Paris – St. Chapelle

On Friday we traveled from Avignon to Paris by train – after a bit of train-ticket-bouncing to ensure that the train we booked was actually going to run.  The journey north took us past tidy vineyards, orderly orchards and well-groomed countryside. The French do like to ensure that nature is managed.

The sleek Avignon train station.

I’m sure it’s another example of my Anglophile biases, but I particularly dislike the French penchant for torturing trees.

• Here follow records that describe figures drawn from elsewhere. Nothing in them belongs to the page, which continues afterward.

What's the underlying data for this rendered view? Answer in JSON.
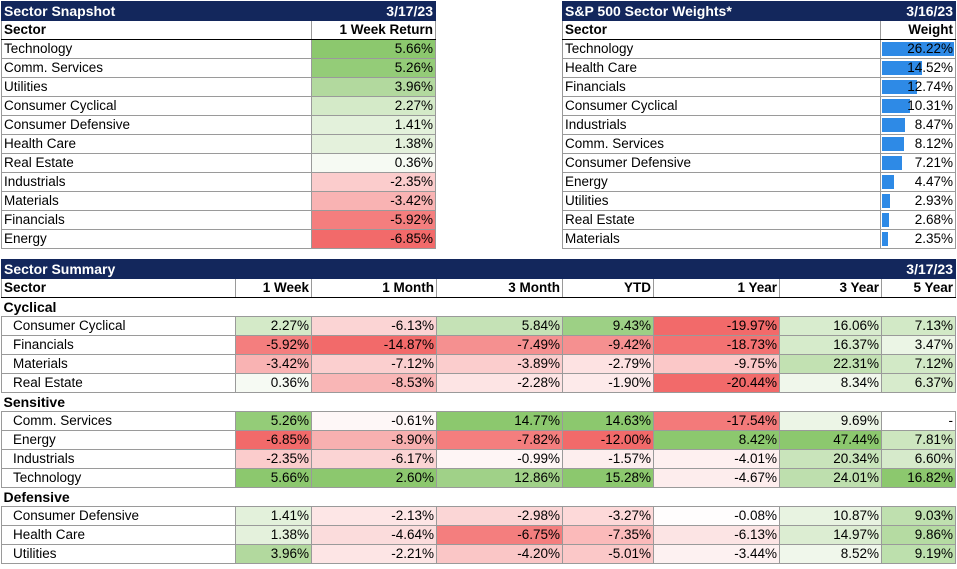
{
  "snapshot": {
    "title": "Sector Snapshot",
    "date": "3/17/23",
    "col_sector": "Sector",
    "col_return": "1 Week Return",
    "rows": [
      {
        "sector": "Technology",
        "ret": "5.66%",
        "color": "#8cc86e"
      },
      {
        "sector": "Comm. Services",
        "ret": "5.26%",
        "color": "#94cc78"
      },
      {
        "sector": "Utilities",
        "ret": "3.96%",
        "color": "#b2d99e"
      },
      {
        "sector": "Consumer Cyclical",
        "ret": "2.27%",
        "color": "#d4eac8"
      },
      {
        "sector": "Consumer Defensive",
        "ret": "1.41%",
        "color": "#e3f1db"
      },
      {
        "sector": "Health Care",
        "ret": "1.38%",
        "color": "#e4f1dc"
      },
      {
        "sector": "Real Estate",
        "ret": "0.36%",
        "color": "#f6faf3"
      },
      {
        "sector": "Industrials",
        "ret": "-2.35%",
        "color": "#fbcccc"
      },
      {
        "sector": "Materials",
        "ret": "-3.42%",
        "color": "#f9b3b3"
      },
      {
        "sector": "Financials",
        "ret": "-5.92%",
        "color": "#f47e7e"
      },
      {
        "sector": "Energy",
        "ret": "-6.85%",
        "color": "#f26a6a"
      }
    ]
  },
  "weights": {
    "title": "S&P 500 Sector Weights*",
    "date": "3/16/23",
    "col_sector": "Sector",
    "col_weight": "Weight",
    "bar_color": "#2e8ae6",
    "rows": [
      {
        "sector": "Technology",
        "weight": "26.22%",
        "value": 26.22
      },
      {
        "sector": "Health Care",
        "weight": "14.52%",
        "value": 14.52
      },
      {
        "sector": "Financials",
        "weight": "12.74%",
        "value": 12.74
      },
      {
        "sector": "Consumer Cyclical",
        "weight": "10.31%",
        "value": 10.31
      },
      {
        "sector": "Industrials",
        "weight": "8.47%",
        "value": 8.47
      },
      {
        "sector": "Comm. Services",
        "weight": "8.12%",
        "value": 8.12
      },
      {
        "sector": "Consumer Defensive",
        "weight": "7.21%",
        "value": 7.21
      },
      {
        "sector": "Energy",
        "weight": "4.47%",
        "value": 4.47
      },
      {
        "sector": "Utilities",
        "weight": "2.93%",
        "value": 2.93
      },
      {
        "sector": "Real Estate",
        "weight": "2.68%",
        "value": 2.68
      },
      {
        "sector": "Materials",
        "weight": "2.35%",
        "value": 2.35
      }
    ]
  },
  "summary": {
    "title": "Sector Summary",
    "date": "3/17/23",
    "columns": [
      "Sector",
      "1 Week",
      "1 Month",
      "3 Month",
      "YTD",
      "1 Year",
      "3 Year",
      "5 Year"
    ],
    "groups": [
      {
        "label": "Cyclical",
        "rows": [
          {
            "sector": "Consumer Cyclical",
            "cells": [
              {
                "v": "2.27%",
                "c": "#d4eac8"
              },
              {
                "v": "-6.13%",
                "c": "#fbd4d4"
              },
              {
                "v": "5.84%",
                "c": "#c5e2b6"
              },
              {
                "v": "9.43%",
                "c": "#9dd085"
              },
              {
                "v": "-19.97%",
                "c": "#f26a6a"
              },
              {
                "v": "16.06%",
                "c": "#d8ecce"
              },
              {
                "v": "7.13%",
                "c": "#d2e9c6"
              }
            ]
          },
          {
            "sector": "Financials",
            "cells": [
              {
                "v": "-5.92%",
                "c": "#f47e7e"
              },
              {
                "v": "-14.87%",
                "c": "#f26a6a"
              },
              {
                "v": "-7.49%",
                "c": "#f59090"
              },
              {
                "v": "-9.42%",
                "c": "#f59090"
              },
              {
                "v": "-18.73%",
                "c": "#f37272"
              },
              {
                "v": "16.37%",
                "c": "#d6ebcb"
              },
              {
                "v": "3.47%",
                "c": "#ebf5e5"
              }
            ]
          },
          {
            "sector": "Materials",
            "cells": [
              {
                "v": "-3.42%",
                "c": "#f9b3b3"
              },
              {
                "v": "-7.12%",
                "c": "#fbcfcf"
              },
              {
                "v": "-3.89%",
                "c": "#fbcdcd"
              },
              {
                "v": "-2.79%",
                "c": "#fde2e2"
              },
              {
                "v": "-9.75%",
                "c": "#fbc8c8"
              },
              {
                "v": "22.31%",
                "c": "#c2e1b2"
              },
              {
                "v": "7.12%",
                "c": "#d2e9c6"
              }
            ]
          },
          {
            "sector": "Real Estate",
            "cells": [
              {
                "v": "0.36%",
                "c": "#f6faf3"
              },
              {
                "v": "-8.53%",
                "c": "#f9b6b6"
              },
              {
                "v": "-2.28%",
                "c": "#fde4e4"
              },
              {
                "v": "-1.90%",
                "c": "#fdeaea"
              },
              {
                "v": "-20.44%",
                "c": "#f26a6a"
              },
              {
                "v": "8.34%",
                "c": "#f0f7eb"
              },
              {
                "v": "6.37%",
                "c": "#d7ebcc"
              }
            ]
          }
        ]
      },
      {
        "label": "Sensitive",
        "rows": [
          {
            "sector": "Comm. Services",
            "cells": [
              {
                "v": "5.26%",
                "c": "#94cc78"
              },
              {
                "v": "-0.61%",
                "c": "#fef7f7"
              },
              {
                "v": "14.77%",
                "c": "#8cc86e"
              },
              {
                "v": "14.63%",
                "c": "#8cc86e"
              },
              {
                "v": "-17.54%",
                "c": "#f37a7a"
              },
              {
                "v": "9.69%",
                "c": "#ecf5e6"
              },
              {
                "v": "-",
                "c": "#ffffff"
              }
            ]
          },
          {
            "sector": "Energy",
            "cells": [
              {
                "v": "-6.85%",
                "c": "#f26a6a"
              },
              {
                "v": "-8.90%",
                "c": "#f8b0b0"
              },
              {
                "v": "-7.82%",
                "c": "#f47e7e"
              },
              {
                "v": "-12.00%",
                "c": "#f26a6a"
              },
              {
                "v": "8.42%",
                "c": "#8cc86e"
              },
              {
                "v": "47.44%",
                "c": "#8cc86e"
              },
              {
                "v": "7.81%",
                "c": "#cde6bf"
              }
            ]
          },
          {
            "sector": "Industrials",
            "cells": [
              {
                "v": "-2.35%",
                "c": "#fbcccc"
              },
              {
                "v": "-6.17%",
                "c": "#fbd4d4"
              },
              {
                "v": "-0.99%",
                "c": "#fef5f5"
              },
              {
                "v": "-1.57%",
                "c": "#fdeeee"
              },
              {
                "v": "-4.01%",
                "c": "#fef0f0"
              },
              {
                "v": "20.34%",
                "c": "#c9e4bb"
              },
              {
                "v": "6.60%",
                "c": "#d6eacb"
              }
            ]
          },
          {
            "sector": "Technology",
            "cells": [
              {
                "v": "5.66%",
                "c": "#8cc86e"
              },
              {
                "v": "2.60%",
                "c": "#8cc86e"
              },
              {
                "v": "12.86%",
                "c": "#a0d188"
              },
              {
                "v": "15.28%",
                "c": "#8cc86e"
              },
              {
                "v": "-4.67%",
                "c": "#fdeded"
              },
              {
                "v": "24.01%",
                "c": "#bedfae"
              },
              {
                "v": "16.82%",
                "c": "#8cc86e"
              }
            ]
          }
        ]
      },
      {
        "label": "Defensive",
        "rows": [
          {
            "sector": "Consumer Defensive",
            "cells": [
              {
                "v": "1.41%",
                "c": "#e3f1db"
              },
              {
                "v": "-2.13%",
                "c": "#fde6e6"
              },
              {
                "v": "-2.98%",
                "c": "#fbd6d6"
              },
              {
                "v": "-3.27%",
                "c": "#fdd9d9"
              },
              {
                "v": "-0.08%",
                "c": "#fffdfd"
              },
              {
                "v": "10.87%",
                "c": "#e8f3e1"
              },
              {
                "v": "9.03%",
                "c": "#bfe0af"
              }
            ]
          },
          {
            "sector": "Health Care",
            "cells": [
              {
                "v": "1.38%",
                "c": "#e4f1dc"
              },
              {
                "v": "-4.64%",
                "c": "#fbdcdc"
              },
              {
                "v": "-6.75%",
                "c": "#f47e7e"
              },
              {
                "v": "-7.35%",
                "c": "#fbbaba"
              },
              {
                "v": "-6.13%",
                "c": "#fce4e4"
              },
              {
                "v": "14.97%",
                "c": "#dcedd2"
              },
              {
                "v": "9.86%",
                "c": "#b5dba2"
              }
            ]
          },
          {
            "sector": "Utilities",
            "cells": [
              {
                "v": "3.96%",
                "c": "#b2d99e"
              },
              {
                "v": "-2.21%",
                "c": "#fde5e5"
              },
              {
                "v": "-4.20%",
                "c": "#fac6c6"
              },
              {
                "v": "-5.01%",
                "c": "#fbc8c8"
              },
              {
                "v": "-3.44%",
                "c": "#fdf1f1"
              },
              {
                "v": "8.52%",
                "c": "#f0f7eb"
              },
              {
                "v": "9.19%",
                "c": "#bde0ad"
              }
            ]
          }
        ]
      }
    ]
  }
}
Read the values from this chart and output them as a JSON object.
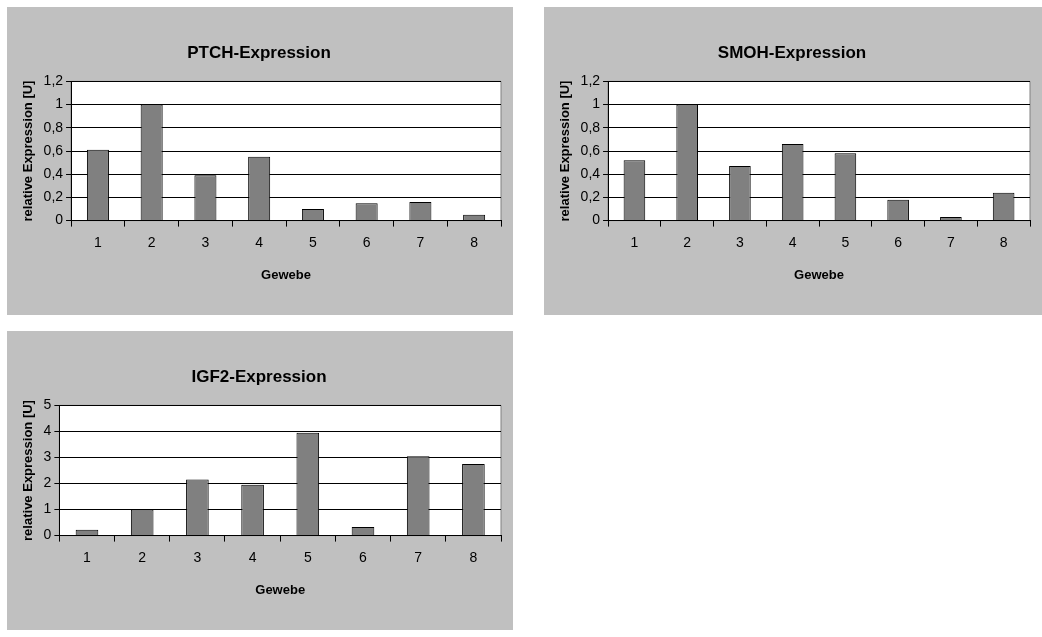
{
  "chart_data": [
    {
      "type": "bar",
      "title": "PTCH-Expression",
      "xlabel": "Gewebe",
      "ylabel": "relative Expression [U]",
      "categories": [
        "1",
        "2",
        "3",
        "4",
        "5",
        "6",
        "7",
        "8"
      ],
      "values": [
        0.61,
        1.0,
        0.39,
        0.55,
        0.1,
        0.15,
        0.16,
        0.05
      ],
      "color": "#808080",
      "ylim": [
        0,
        1.2
      ],
      "yticks": [
        0,
        {
          "value": 0.2,
          "label": "0,2"
        },
        {
          "value": 0.4,
          "label": "0,4"
        },
        {
          "value": 0.6,
          "label": "0,6"
        },
        {
          "value": 0.8,
          "label": "0,8"
        },
        1,
        {
          "value": 1.2,
          "label": "1,2"
        }
      ],
      "grid": "y",
      "legend": false
    },
    {
      "type": "bar",
      "title": "SMOH-Expression",
      "xlabel": "Gewebe",
      "ylabel": "relative Expression [U]",
      "categories": [
        "1",
        "2",
        "3",
        "4",
        "5",
        "6",
        "7",
        "8"
      ],
      "values": [
        0.52,
        1.0,
        0.47,
        0.66,
        0.58,
        0.18,
        0.03,
        0.24
      ],
      "color": "#808080",
      "ylim": [
        0,
        1.2
      ],
      "yticks": [
        0,
        {
          "value": 0.2,
          "label": "0,2"
        },
        {
          "value": 0.4,
          "label": "0,4"
        },
        {
          "value": 0.6,
          "label": "0,6"
        },
        {
          "value": 0.8,
          "label": "0,8"
        },
        1,
        {
          "value": 1.2,
          "label": "1,2"
        }
      ],
      "grid": "y",
      "legend": false
    },
    {
      "type": "bar",
      "title": "IGF2-Expression",
      "xlabel": "Gewebe",
      "ylabel": "relative Expression [U]",
      "categories": [
        "1",
        "2",
        "3",
        "4",
        "5",
        "6",
        "7",
        "8"
      ],
      "values": [
        0.22,
        1.0,
        2.15,
        1.95,
        3.95,
        0.33,
        3.05,
        2.75
      ],
      "color": "#808080",
      "ylim": [
        0,
        5
      ],
      "yticks": [
        0,
        1,
        2,
        3,
        4,
        5
      ],
      "grid": "y",
      "legend": false
    }
  ]
}
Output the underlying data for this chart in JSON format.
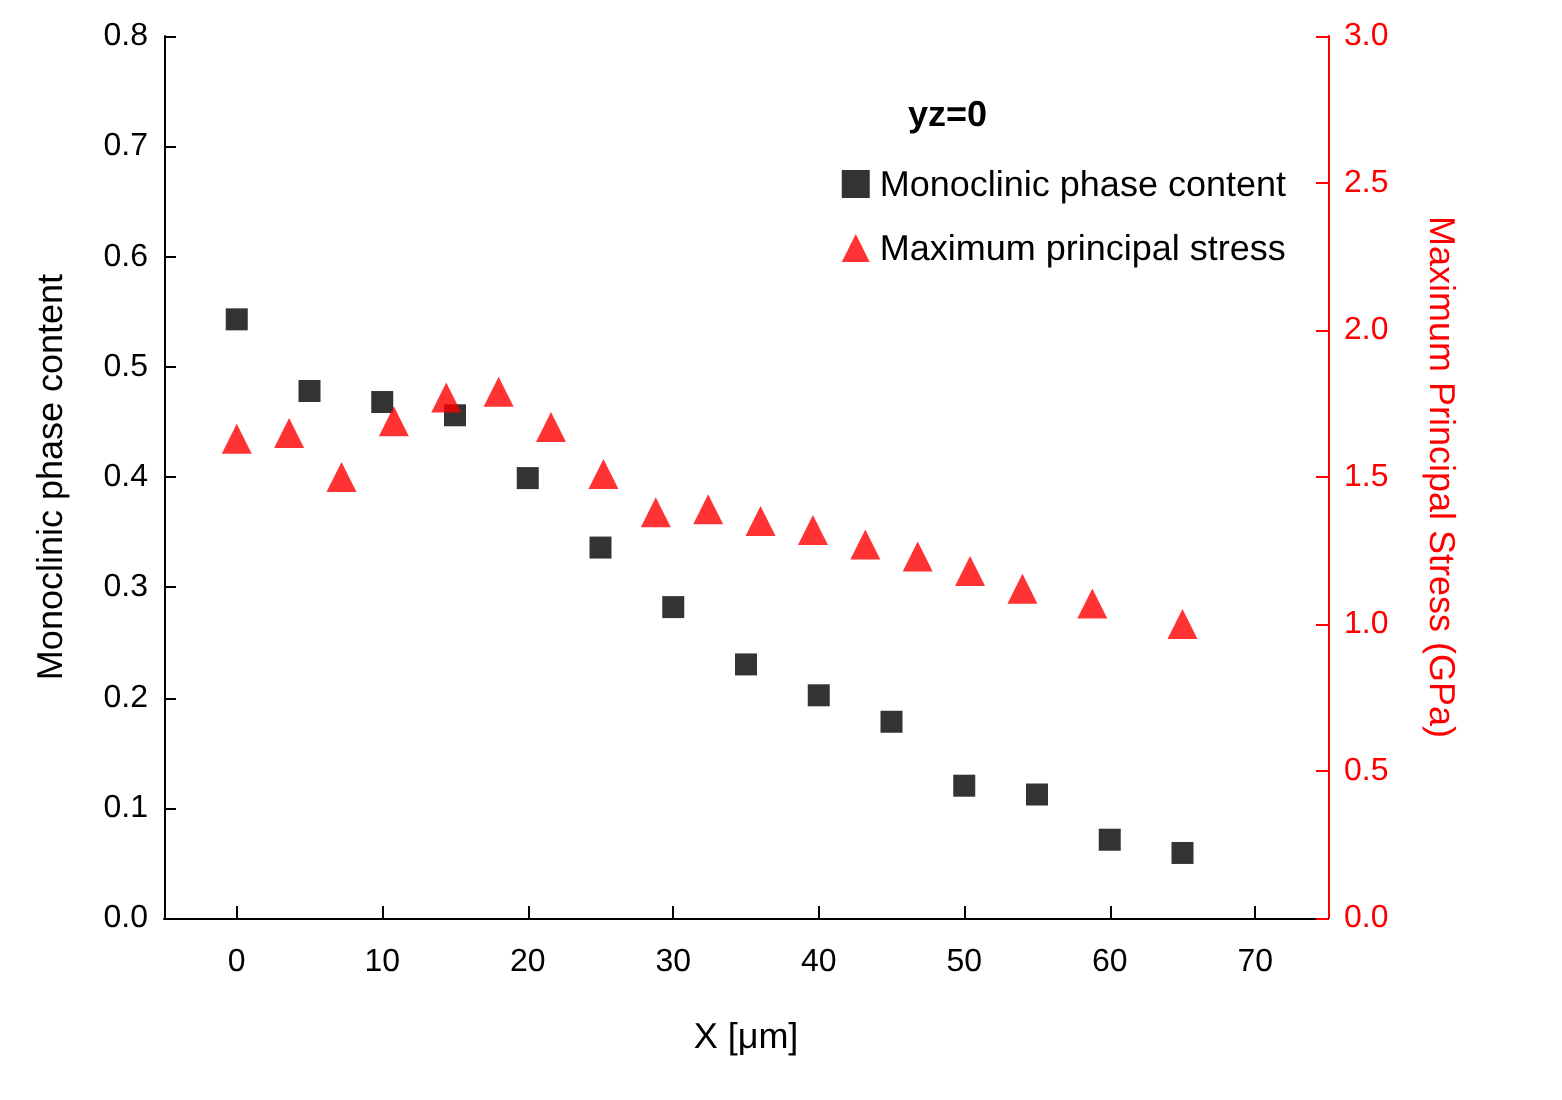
{
  "chart_data": {
    "type": "scatter",
    "xlabel": "X [μm]",
    "ylabel": "Monoclinic phase content",
    "y2label": "Maximum Principal Stress (GPa)",
    "legend_title": "yz=0",
    "legend": "top right",
    "grid": false,
    "xlim": [
      -5,
      75
    ],
    "xticks": [
      0,
      10,
      20,
      30,
      40,
      50,
      60,
      70
    ],
    "ylim": [
      0,
      0.8
    ],
    "yticks": [
      {
        "value": 0,
        "label": "0.0"
      },
      0.1,
      0.2,
      0.3,
      0.4,
      0.5,
      0.6,
      0.7,
      0.8
    ],
    "y2lim": [
      0,
      3
    ],
    "y2ticks": [
      {
        "value": 0,
        "label": "0.0"
      },
      0.5,
      {
        "value": 1,
        "label": "1.0"
      },
      1.5,
      {
        "value": 2,
        "label": "2.0"
      },
      2.5,
      {
        "value": 3,
        "label": "3.0"
      }
    ],
    "series": [
      {
        "name": "Monoclinic phase content",
        "color": "#000000",
        "marker": "square",
        "x": [
          0,
          5,
          10,
          15,
          20,
          25,
          30,
          35,
          40,
          45,
          50,
          55,
          60,
          65
        ],
        "values": [
          0.543,
          0.478,
          0.468,
          0.456,
          0.399,
          0.336,
          0.282,
          0.23,
          0.202,
          0.178,
          0.12,
          0.112,
          0.071,
          0.059
        ]
      },
      {
        "name": "Maximum principal stress",
        "color": "#ff0000",
        "marker": "triangle",
        "axis": "y2",
        "x": [
          0,
          3.6,
          7.2,
          10.8,
          14.4,
          18,
          21.6,
          25.2,
          28.8,
          32.4,
          36,
          39.6,
          43.2,
          46.8,
          50.4,
          54,
          58.8,
          65
        ],
        "values": [
          1.63,
          1.65,
          1.5,
          1.69,
          1.77,
          1.79,
          1.67,
          1.51,
          1.38,
          1.39,
          1.35,
          1.32,
          1.27,
          1.23,
          1.18,
          1.12,
          1.07,
          1.0
        ]
      }
    ]
  }
}
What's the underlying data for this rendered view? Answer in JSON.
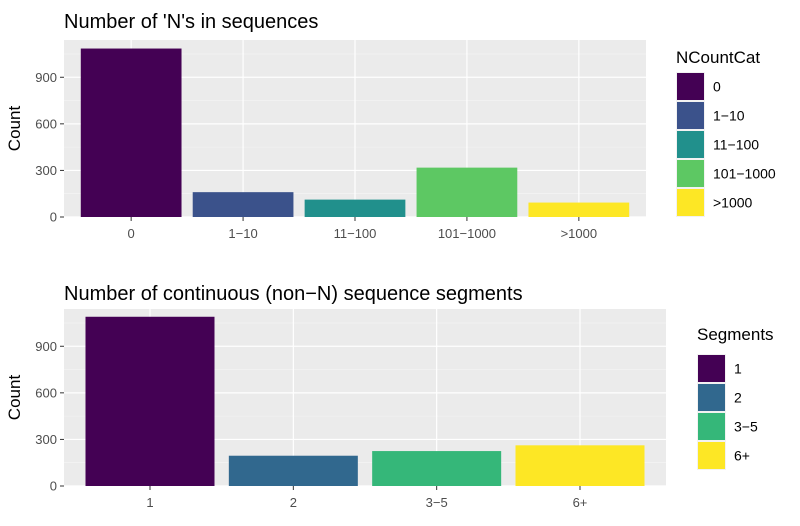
{
  "chart_data": [
    {
      "type": "bar",
      "title": "Number of 'N's in sequences",
      "xlabel": "",
      "ylabel": "Count",
      "categories": [
        "0",
        "1−10",
        "11−100",
        "101−1000",
        ">1000"
      ],
      "values": [
        1085,
        160,
        112,
        318,
        93
      ],
      "colors": [
        "#440154",
        "#3B528B",
        "#21908C",
        "#5DC863",
        "#FDE725"
      ],
      "yticks": [
        0,
        300,
        600,
        900
      ],
      "ylim": [
        0,
        1140
      ],
      "grid": true,
      "legend": {
        "title": "NCountCat",
        "labels": [
          "0",
          "1−10",
          "11−100",
          "101−1000",
          ">1000"
        ],
        "position": "right"
      }
    },
    {
      "type": "bar",
      "title": "Number of continuous (non−N) sequence segments",
      "xlabel": "",
      "ylabel": "Count",
      "categories": [
        "1",
        "2",
        "3−5",
        "6+"
      ],
      "values": [
        1090,
        195,
        225,
        262
      ],
      "colors": [
        "#440154",
        "#31688E",
        "#35B779",
        "#FDE725"
      ],
      "yticks": [
        0,
        300,
        600,
        900
      ],
      "ylim": [
        0,
        1140
      ],
      "grid": true,
      "legend": {
        "title": "Segments",
        "labels": [
          "1",
          "2",
          "3−5",
          "6+"
        ],
        "position": "right"
      }
    }
  ]
}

And while I’m griping about my Francophilic dislikes, let’s add smoking to the list.  There are now laws in place prohibiting smoking in restaurants. However, since most everyone either (a) eats outside or (b) the eateries keep their doors/windows wide open to simulate the al fresco experience, one is forced to inhale tobacco smoke with nearly every meal. For a country that prides itself on its palate, I confess myself bemused.

Whew. With that off my chest…we stayed in a lovely two story walkup flat just 10 minutes walk from the Louvre.

After unloading our gear and walking round the block to make sure we could find the flat again, we made our way south to stroll along the Seine.

Our destination was the the quaint (and very wealthy) island of Ile de Cite, home to two of Paris’ medieval architectural masterpieces: St. Chapelle (chapel) and the Cathedral of Notre Dame.

St. Chapelle is a glorious extravaganza of lacy stone carvery, leering gargoyles and stained glass artistry – and for this visit, all the scaffolding was blessedly gone.

Founded in 1248, St. Chapelle began as the chapel to the oldest palace of the French kings.

The 15 stained glass windows are storytellers, recounting the books of the Catholic bible from Genesis to the resurrection in 1113 scenes.

These stories are from the books of Judith and Job.
The lozenge-shaped windows are from the book of Esther.
The rose window illustrates the apocalypse of St.John.

Back in the ‘hood, we had fantastic fish and chips at Johanna’s Fish and Chips, just a few steps from our door.